Chest Pain and Intimal Flap Detected by Chest Computed Tomography Scans
A 47-year-old man was referred to us for an evaluation of chest pain. Upon arrival, he had a blood pressure of 156/80 mm Hg and a heart rate of 87 bpm. The physical examination was unremarkable. An ECG was normal, and a cardiac echocardiogram showed normal left ventricular wall motion, no valvular lesions, and a normal ascending aorta. A contrast-enhanced chest computed tomography scan without ECG-gating was performed, and a flap-like liner construction was observed in the ascending aorta just above the aortic valve (Figure 1A and 1B). Repeated echocardiography from the parasternal and suprasternal views did not show an intimal flap in the aorta. Nonsteroidal analgesics promptly relieved chest pain. The patient’s vital signs were stable, and we decided to observe the patient closely in the ward. The next day, we performed an ECG-gated, contrast-enhanced chest computed tomograph to minimize possible motion artifacts and found that his aorta was completely normal, without evidence of dissection or mural hematoma (Figure 1C and 1D).

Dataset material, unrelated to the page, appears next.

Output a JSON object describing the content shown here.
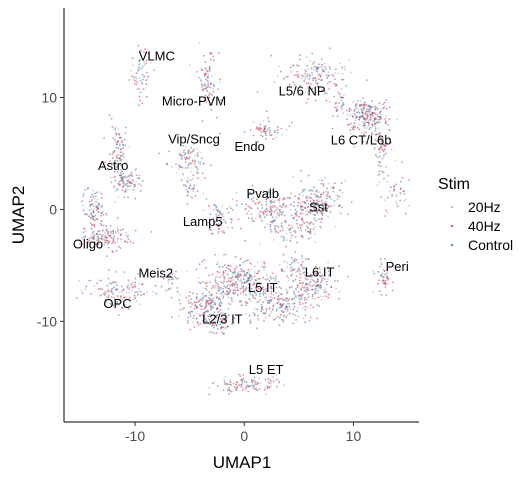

Intimal flap-like constructions in the ascending aorta are occasionally seen in normal subjects and are attributed to cardiac movements. Such images could be misleading in clinical judgments, especially in emergency rooms. ECG-gated scans are highly valuable for accurate diagnosis (or rule-out) of aortic dissection in cases of intimal flap localized only in the ascending aorta.